NAJIBA JALAL /
Un nouveau leak publié par la page Atlas Hacks pourrait bien faire sortir cette affaire du seul champ médiatique pour la porter sur le terrain judiciaire et sécuritaire. Les enregistrements attribués à Mehdi Hijaouy, ancien fonctionnaire de la Direction générale des études et de la documentation (DGED), et au cyberactiviste Hicham Jerando ne se limitent plus à alimenter la controverse autour des campagnes numériques visant le Maroc. Ils soulèvent désormais une question autrement plus sensible : celle de l’utilisation présumée du territoire canadien comme base d’opérations pour des activités de cyberdéstabilisation dirigées contre les institutions d’un État étranger.
Ces conversations offrent un éclairage inédit sur les mécanismes de conception, de financement et de diffusion des campagnes numériques qui ciblent depuis plusieurs mois les principales institutions sécuritaires marocaines.
Au fil des échanges, un constat s’impose : derrière la surexposition médiatique de Hicham Jerando apparaît une figure beaucoup plus structurante. Mehdi Hijaouy n’y est pas présenté comme une simple source d’information, mais comme le véritable architecte de l’opération. Choix des cibles, élaboration des narratifs, transmission d’informations, définition du calendrier des publications : les conversations décrivent une organisation où Jerando apparaît davantage comme le diffuseur que comme le concepteur des contenus.
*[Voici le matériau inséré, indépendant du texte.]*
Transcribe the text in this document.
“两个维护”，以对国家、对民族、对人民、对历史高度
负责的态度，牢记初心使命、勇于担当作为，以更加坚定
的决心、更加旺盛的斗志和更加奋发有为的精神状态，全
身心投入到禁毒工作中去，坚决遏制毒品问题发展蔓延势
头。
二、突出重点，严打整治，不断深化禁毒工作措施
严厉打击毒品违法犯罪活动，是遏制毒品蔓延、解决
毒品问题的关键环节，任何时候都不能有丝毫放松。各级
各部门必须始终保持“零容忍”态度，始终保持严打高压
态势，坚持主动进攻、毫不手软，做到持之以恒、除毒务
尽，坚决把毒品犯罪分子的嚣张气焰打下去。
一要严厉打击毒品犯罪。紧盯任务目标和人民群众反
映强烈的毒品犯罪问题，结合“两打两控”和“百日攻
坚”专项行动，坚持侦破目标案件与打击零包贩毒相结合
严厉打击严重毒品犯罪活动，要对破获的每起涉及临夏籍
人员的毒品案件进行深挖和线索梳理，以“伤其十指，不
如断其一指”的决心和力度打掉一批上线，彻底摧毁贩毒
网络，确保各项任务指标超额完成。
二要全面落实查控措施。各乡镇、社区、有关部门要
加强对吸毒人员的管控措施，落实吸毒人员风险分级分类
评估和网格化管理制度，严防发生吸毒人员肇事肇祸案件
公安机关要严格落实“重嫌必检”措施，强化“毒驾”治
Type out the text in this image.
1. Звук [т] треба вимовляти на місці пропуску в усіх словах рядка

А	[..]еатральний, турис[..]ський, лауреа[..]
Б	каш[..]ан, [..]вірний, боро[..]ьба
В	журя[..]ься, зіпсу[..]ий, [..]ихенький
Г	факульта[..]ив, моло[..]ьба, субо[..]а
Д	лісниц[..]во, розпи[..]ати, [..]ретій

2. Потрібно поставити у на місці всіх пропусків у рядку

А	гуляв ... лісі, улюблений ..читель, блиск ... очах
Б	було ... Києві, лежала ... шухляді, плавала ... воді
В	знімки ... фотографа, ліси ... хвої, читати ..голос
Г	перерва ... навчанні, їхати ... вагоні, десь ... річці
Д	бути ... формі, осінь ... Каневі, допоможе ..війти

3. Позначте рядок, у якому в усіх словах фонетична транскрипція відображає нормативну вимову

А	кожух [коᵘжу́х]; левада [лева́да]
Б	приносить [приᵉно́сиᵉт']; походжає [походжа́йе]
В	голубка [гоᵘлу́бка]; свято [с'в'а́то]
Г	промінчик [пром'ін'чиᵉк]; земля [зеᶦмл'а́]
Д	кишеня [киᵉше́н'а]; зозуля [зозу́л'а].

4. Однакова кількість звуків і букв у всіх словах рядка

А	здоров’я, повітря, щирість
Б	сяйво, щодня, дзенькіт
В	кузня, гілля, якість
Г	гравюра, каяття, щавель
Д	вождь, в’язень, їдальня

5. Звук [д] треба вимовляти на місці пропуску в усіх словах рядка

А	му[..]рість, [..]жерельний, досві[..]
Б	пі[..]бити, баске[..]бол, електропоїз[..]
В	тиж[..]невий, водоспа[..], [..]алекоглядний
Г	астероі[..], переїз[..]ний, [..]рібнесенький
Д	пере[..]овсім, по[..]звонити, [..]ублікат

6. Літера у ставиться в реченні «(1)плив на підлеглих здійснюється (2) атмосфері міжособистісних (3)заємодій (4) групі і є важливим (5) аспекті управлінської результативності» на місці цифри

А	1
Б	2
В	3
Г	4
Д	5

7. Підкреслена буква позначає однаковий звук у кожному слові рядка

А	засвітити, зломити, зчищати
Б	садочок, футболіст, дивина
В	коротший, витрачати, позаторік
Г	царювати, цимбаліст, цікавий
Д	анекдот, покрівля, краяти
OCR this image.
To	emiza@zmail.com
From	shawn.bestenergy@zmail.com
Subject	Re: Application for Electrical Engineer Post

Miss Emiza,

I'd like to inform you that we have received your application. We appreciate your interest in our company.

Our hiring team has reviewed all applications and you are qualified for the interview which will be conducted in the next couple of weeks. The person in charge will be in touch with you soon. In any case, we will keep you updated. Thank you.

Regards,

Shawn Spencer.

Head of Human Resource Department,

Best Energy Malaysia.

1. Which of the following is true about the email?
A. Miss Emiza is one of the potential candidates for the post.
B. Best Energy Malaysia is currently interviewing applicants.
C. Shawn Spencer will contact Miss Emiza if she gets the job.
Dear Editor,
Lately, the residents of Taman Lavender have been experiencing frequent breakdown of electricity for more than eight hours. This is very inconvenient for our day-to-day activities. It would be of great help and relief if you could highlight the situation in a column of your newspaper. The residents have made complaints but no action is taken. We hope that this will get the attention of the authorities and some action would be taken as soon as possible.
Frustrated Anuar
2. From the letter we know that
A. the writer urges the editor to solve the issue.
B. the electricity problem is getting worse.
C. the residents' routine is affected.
La Direction générale des études et de la documentation constitue manifestement l’une des principales cibles de cette stratégie. Les enregistrements montrent Hijaouy développant un discours centré sur de supposées irrégularités financières au sein du service, tout en mettant directement en cause son directeur général, Yassine Mansouri, ainsi que plusieurs de ses proches collaborateurs.
Mais l’intérêt majeur de ce deuxième leak réside moins dans les accusations elles-mêmes que dans les méthodes qui y sont décrites. Les conversations laissent apparaître une stratégie consistant à déplacer systématiquement le débat du terrain institutionnel vers la sphère privée. Relations personnelles, photographies, informations familiales, éléments relevant de l’intimité : autant de matériaux qui seraient mobilisés pour alimenter une succession de vidéos destinées à fragiliser durablement la réputation des personnes visées.
L’un des passages les plus révélateurs montre Hijaouy affirmant disposer d’un volume d’informations suffisant pour produire plusieurs milliers de vidéos. Cette déclaration illustre une logique de pression continue, fondée sur l’usure médiatique et l’alimentation permanente des réseaux sociaux, bien davantage que sur la publication ponctuelle de révélations.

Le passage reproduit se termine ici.